Berhubungan dengan dunia nyata: pembelajaran yang menghubungkan dengan
isu-isu kehidupan nyata melalui kegiatan pengalaman di luar kelas dan
simulasi.
e.
Pengetahuan prasyarat: pengalaman awal peserta didik dan situasi
pengetahuan yang didapat mereka akan berarti atau bernilai dan nampak
sebagai dasar dalam pembelajaran.
f. Pemecahan
masalah: berpikir tingkat tinggi yang diperlukan dalam memecahkan
masalah nyata harus ditekankan pada kebermaknaan memorasi dan
pengulangan-pengulangan.
g.
Mengarahkan sendiri (self-direction): peserta didik ditantang dan
dimungkinkan untuk membuat pilihan-pilihan, mengembangkan
alternatif-laternatif, dan diarahkan sendiri. Dengan demikian mereka
bertanggung jawab sendiri dalam belajarnya (Aisyah, 2007). Menerapkan
CTL dalam suatu pembelajaran pada prisipnya sama saja dengan menciptakan
suatu pembelajaran yang menantang daya cipta siswa untuk menemukan
informasi baru dalam pembelajaran. Di dalam Depdiknas (2003) disebutkan
bahwa ada tujuh prinsip pembelajaran CTL, yaitu: (1) kontsruktivis
(constructivism), (2) inkuiri (inquiry), (3) bertanya (questioning), (4)
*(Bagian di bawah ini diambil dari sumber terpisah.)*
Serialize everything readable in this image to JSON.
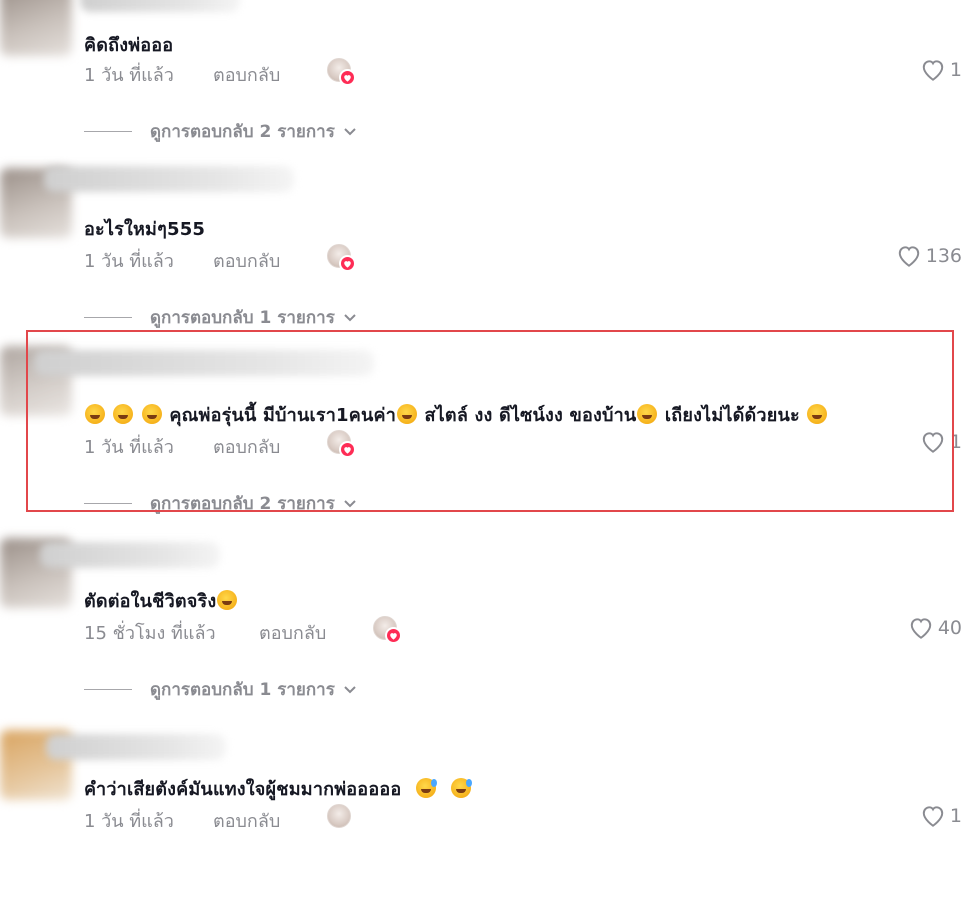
{
  "comments": [
    {
      "text": "คิดถึงพ่อออ",
      "time": "1 วัน ที่แล้ว",
      "reply_label": "ตอบกลับ",
      "likes": "1",
      "view_replies": "ดูการตอบกลับ 2 รายการ",
      "emoji_icons": []
    },
    {
      "text": "อะไรใหม่ๆ555",
      "time": "1 วัน ที่แล้ว",
      "reply_label": "ตอบกลับ",
      "likes": "136",
      "view_replies": "ดูการตอบกลับ 1 รายการ",
      "emoji_icons": []
    },
    {
      "text": "คุณพ่อรุ่นนี้ มีบ้านเรา1คนค่า",
      "text_part2": "สไตล์ งง ดีไซน์งง ของบ้าน",
      "text_part3": "เถียงไม่ได้ด้วยนะ",
      "time": "1 วัน ที่แล้ว",
      "reply_label": "ตอบกลับ",
      "likes": "1",
      "view_replies": "ดูการตอบกลับ 2 รายการ",
      "emoji_icons": [
        "rofl-emoji-icon",
        "rofl-emoji-icon",
        "rofl-emoji-icon",
        "rofl-emoji-icon",
        "pleading-emoji-icon",
        "laughing-emoji-icon"
      ],
      "highlighted": true,
      "highlight_color": "#e2474b"
    },
    {
      "text": "ตัดต่อในชีวิตจริง",
      "time": "15 ชั่วโมง ที่แล้ว",
      "reply_label": "ตอบกลับ",
      "likes": "40",
      "view_replies": "ดูการตอบกลับ 1 รายการ",
      "emoji_icons": [
        "rofl-emoji-icon"
      ]
    },
    {
      "text": "คำว่าเสียตังค์มันแทงใจผู้ชมมากพ่อออออ",
      "time": "1 วัน ที่แล้ว",
      "reply_label": "ตอบกลับ",
      "likes": "1",
      "emoji_icons": [
        "sweat-smile-emoji-icon",
        "sweat-smile-emoji-icon"
      ]
    }
  ],
  "colors": {
    "text": "#161823",
    "muted": "#8a8b91",
    "creator_badge": "#fe2c55"
  }
}
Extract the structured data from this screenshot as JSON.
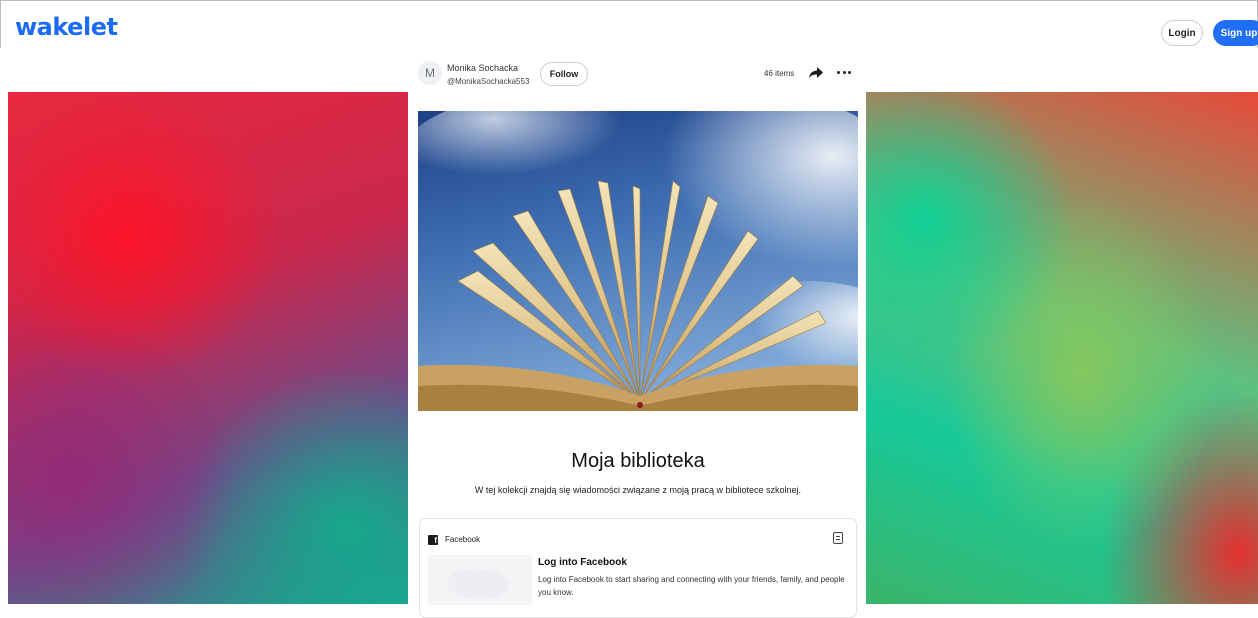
{
  "header": {
    "logo_text": "wakelet",
    "login_label": "Login",
    "signup_label": "Sign up"
  },
  "collection": {
    "author": {
      "avatar_initial": "M",
      "name": "Monika Sochacka",
      "handle": "@MonikaSochacka553"
    },
    "follow_label": "Follow",
    "item_count": "46 items",
    "share_icon": "share-arrow-icon",
    "more_icon": "more-horizontal-icon",
    "title": "Moja biblioteka",
    "description": "W tej kolekcji znajdą się wiadomości związane z moją pracą w bibliotece szkolnej."
  },
  "items": [
    {
      "source": "Facebook",
      "source_icon": "facebook-icon",
      "title": "Log into Facebook",
      "description": "Log into Facebook to start sharing and connecting with your friends, family, and people you know."
    }
  ],
  "colors": {
    "brand": "#1b6cf2",
    "signup_bg": "#1f6ef5"
  }
}
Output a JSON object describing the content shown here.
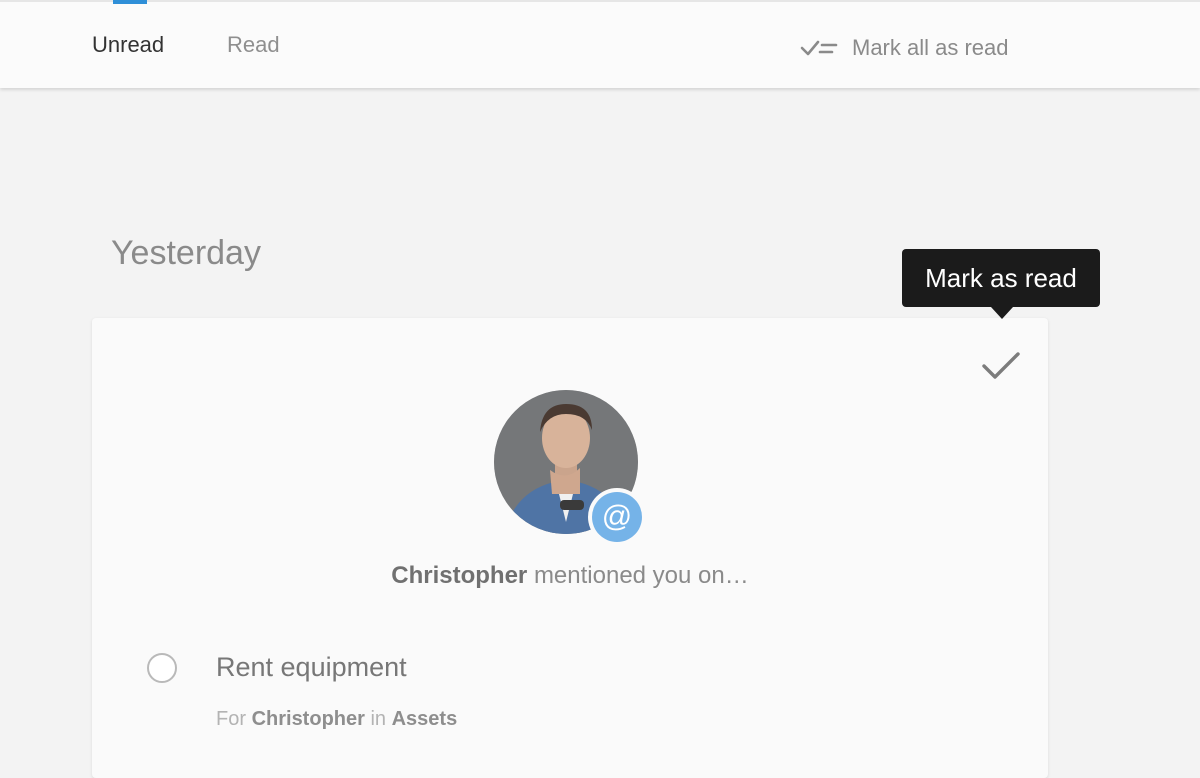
{
  "tabs": {
    "unread_label": "Unread",
    "read_label": "Read",
    "active": "Unread"
  },
  "actions": {
    "mark_all_label": "Mark all as read"
  },
  "tooltip": {
    "text": "Mark as read"
  },
  "section": {
    "title": "Yesterday"
  },
  "notification": {
    "author": "Christopher",
    "message": "mentioned you on…",
    "badge_symbol": "@",
    "task": {
      "title": "Rent equipment",
      "for_prefix": "For",
      "for_user": "Christopher",
      "in_prefix": "in",
      "project": "Assets"
    }
  },
  "colors": {
    "accent": "#2f8fd8",
    "badge": "#75b3e8"
  },
  "icons": {
    "mark_all": "double-check-list-icon",
    "mark_read": "check-icon",
    "mention": "at-icon"
  }
}
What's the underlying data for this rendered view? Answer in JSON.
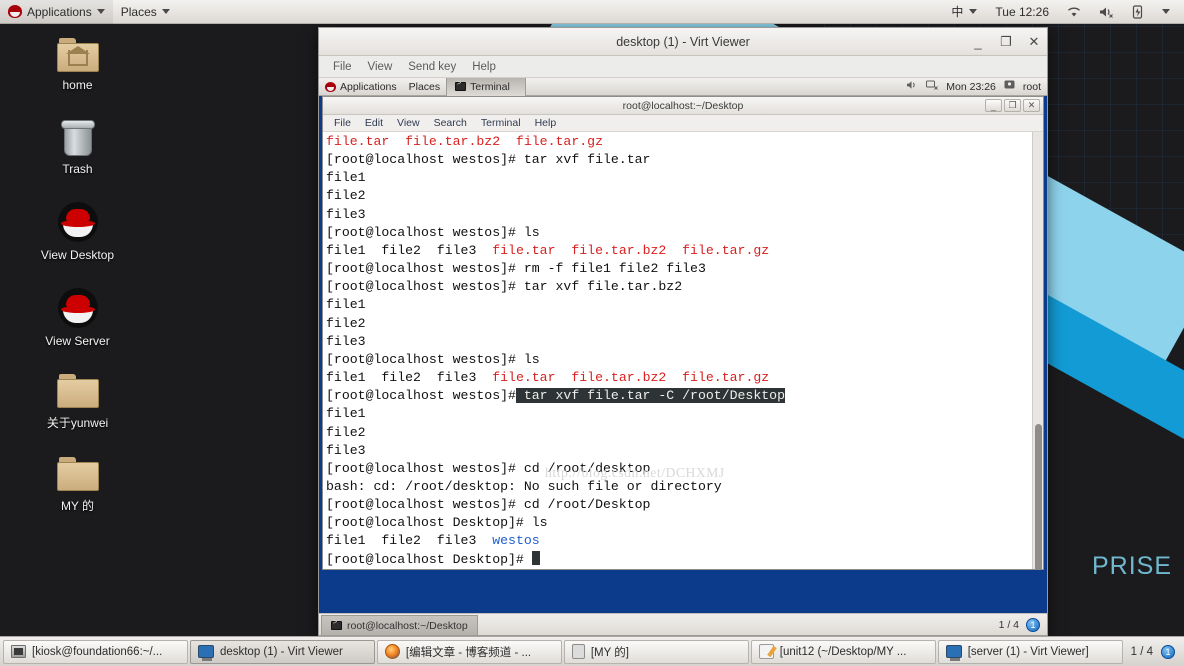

masyarakat belajar (learning community), (5) pemodelan (modeling), (6)
refleksi (reflection) dan (7) penilaian yang sebenarnya (authentic
assestment). (1) Kontsruktivisme (Constructivism) Siswa membangun
pemahaman oleh diri sendiri dari pengalaman-pengalaman baru berdasarkan
pengalaman awal. Pengalaman awal selalu merupakan dasar/tumpuan yang
digabung dengan pengalaman baru untuk mendapatkan pengalaman baru.
Pemahaman yang mendalam dikembangkan melalui pengalaman yang bermakna.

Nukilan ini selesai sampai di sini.